CARICOM teams survey damage

Colm Imbert

Several Caricom institutions led by the Caribbean Disaster Emergency Management Agency (CDEMA) have moved into member states ravaged by Hurricane Irma to conduct rapid needs assessments to aid in recovery and rebuilding.

CDEMA’s actions preceded and followed its Executive Director Ronald Jackson’s address to the Fifth Special Emergency Meeting of the Conference of Heads of Government of Caricom held on Saturday on Caricom’s coordinated response to all the countries affected by Irma.

Immediate needs identified for the worst affected member States particularly Barbuda, the British Virgin Islands (BVI) and Anguilla include water, food items, materials to aid in providing temporary shelter such as plywood and tarpaulins and especially cash to purchase items to help with the cost of immediate recovery effort.

At the time, an evacuation of Barbuda was well advanced due to the potential impact of Hurricane Jose. Jose no longer poses a threat to Barbuda.

Finance Minister Colm Imbert reported that Trinidad and Tobago was making arrangements to ensure the safety of its nationals which may include evacuation from the BVI and St Maarten, both of which were devastated by the passage of Irma which at the time was a Category 5 Hurricane.

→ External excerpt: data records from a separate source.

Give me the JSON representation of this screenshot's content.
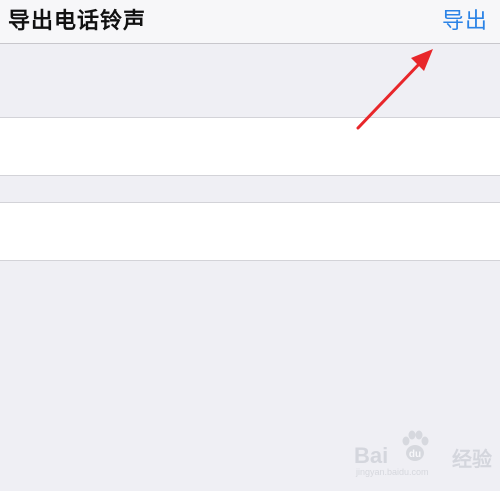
{
  "nav": {
    "title": "导出电话铃声",
    "export_label": "导出",
    "accent_color": "#2b83e6"
  },
  "list": {
    "cells": [
      {
        "label": ""
      },
      {
        "label": ""
      }
    ]
  },
  "annotation": {
    "arrow_color": "#e8262a"
  },
  "watermark": {
    "brand_left": "Bai",
    "brand_right": "经验",
    "url": "jingyan.baidu.com",
    "icon": "paw-icon"
  }
}
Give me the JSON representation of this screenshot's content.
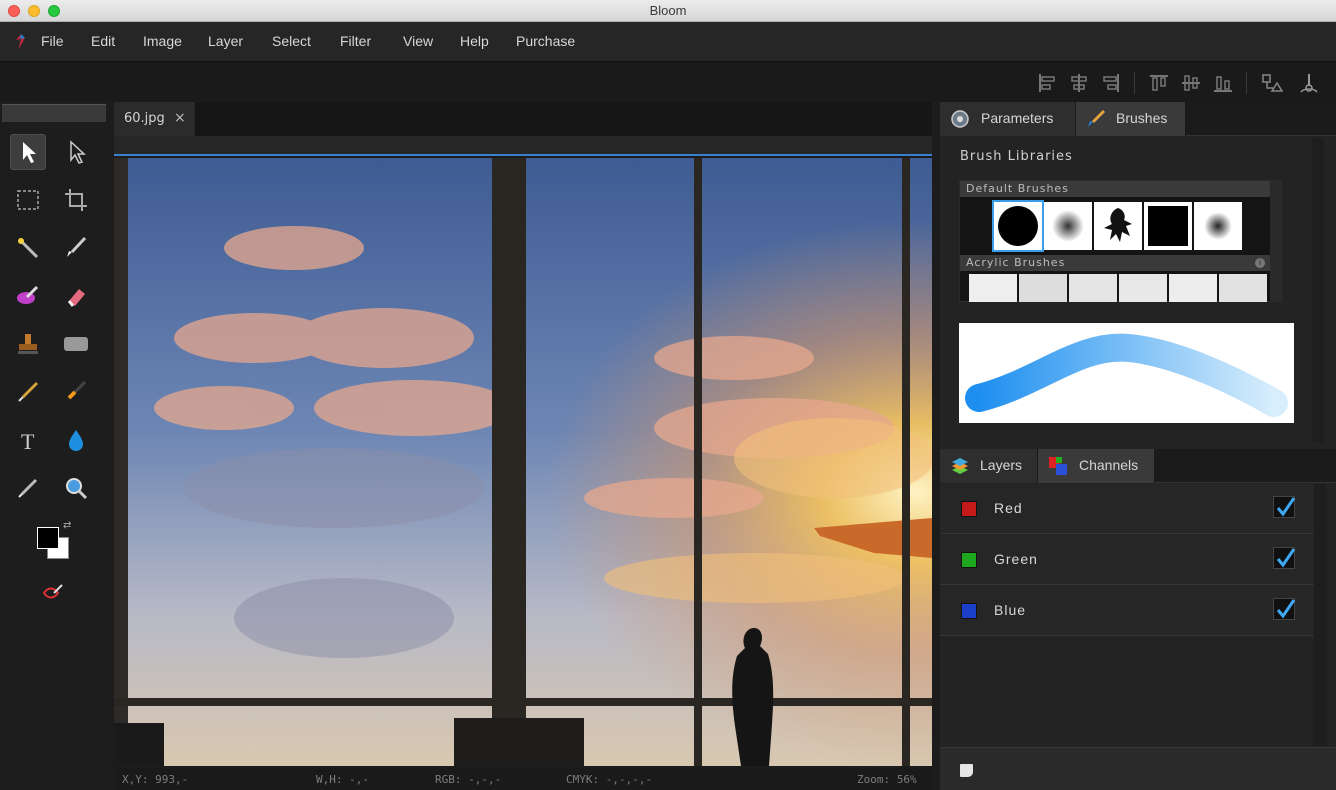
{
  "window": {
    "title": "Bloom"
  },
  "menu": {
    "items": [
      "File",
      "Edit",
      "Image",
      "Layer",
      "Select",
      "Filter",
      "View",
      "Help",
      "Purchase"
    ]
  },
  "toolbar": {
    "icons": [
      "align-left-icon",
      "align-center-icon",
      "align-right-icon",
      "align-top-icon",
      "align-middle-icon",
      "align-bottom-icon",
      "shapes-transform-icon",
      "anchor-point-icon"
    ]
  },
  "tools": {
    "items": [
      "move-tool-icon",
      "direct-select-tool-icon",
      "marquee-tool-icon",
      "crop-tool-icon",
      "magic-wand-icon",
      "brush-tool-icon",
      "smudge-tool-icon",
      "eraser-tool-icon",
      "stamp-tool-icon",
      "shape-tool-icon",
      "pen-tool-icon",
      "fill-tool-icon",
      "text-tool-icon",
      "drop-tool-icon",
      "eyedropper-tool-icon",
      "zoom-tool-icon",
      "color-swatches-icon",
      "quick-mask-icon"
    ],
    "foreground": "#000000",
    "background": "#ffffff"
  },
  "document": {
    "tab_label": "60.jpg",
    "tab_close": "×"
  },
  "status": {
    "xy": "X,Y: 993,-",
    "wh": "W,H: -,-",
    "rgb": "RGB: -,-,-",
    "cmyk": "CMYK: -,-,-,-",
    "zoom": "Zoom: 56%"
  },
  "right_top_tabs": [
    {
      "label": "Parameters"
    },
    {
      "label": "Brushes"
    }
  ],
  "brushes": {
    "title": "Brush Libraries",
    "groups": [
      {
        "name": "Default Brushes"
      },
      {
        "name": "Acrylic Brushes"
      }
    ],
    "info_icon": "info-icon"
  },
  "right_bottom_tabs": [
    {
      "label": "Layers"
    },
    {
      "label": "Channels"
    }
  ],
  "channels": [
    {
      "name": "Red",
      "color": "#d11a1a",
      "checked": true
    },
    {
      "name": "Green",
      "color": "#1fa81f",
      "checked": true
    },
    {
      "name": "Blue",
      "color": "#1a3fd1",
      "checked": true
    }
  ],
  "colors": {
    "accent": "#3b9de8",
    "check": "#3fa9f5"
  }
}
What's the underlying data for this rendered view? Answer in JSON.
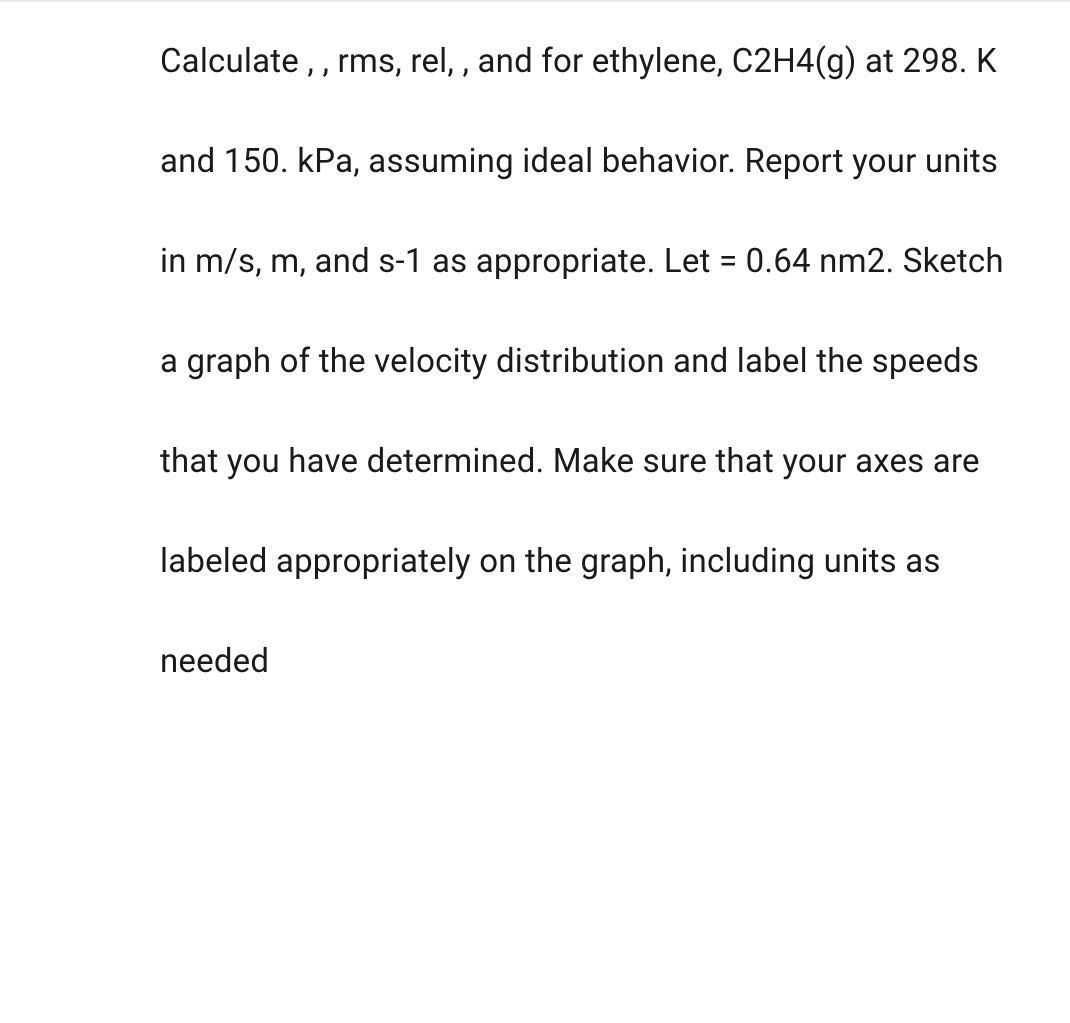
{
  "question": {
    "text": "Calculate , , rms, rel, , and for ethylene, C2H4(g) at 298. K and 150. kPa, assuming ideal behavior. Report your units in m/s, m, and s-1 as appropriate. Let = 0.64 nm2. Sketch a graph of the velocity distribution and label the speeds that you have determined. Make sure that your axes are labeled appropriately on the graph, including units as needed"
  }
}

Last week, CDEMA activated its Regional Response Mechanism which coordinates relief action and includes regional institutions, international agencies, and representatives from the United Kingdom, the United States and Canada.

Other Caricom agencies that went into action following the passage of Hurricane Irma were the Regional Security System, Caribbean Public Health Agency, Caribbean Institute for Meteorology and Hydrology, and Caricom Implementation Agency for Crime and Security.

A release from the Office of the Prime Minister said that the gravity of the situation was evidenced by the strong representation by Heads of Government and other high-level participation at the meeting by members and associate members of Caricom.

The heads expressed concern about the long term psychological effects of the situation given the serious dislocation and sense of loss of the populations of the affected countries. They noted the economic vulnerability of the region given the cost of recovery and the impact on economic activity of affected countries.

They mandated the Caricom Secretariat and the Secretariat of the Organisation of Eastern Caribbean States to continue working with CDEMA to coordinate recovery efforts.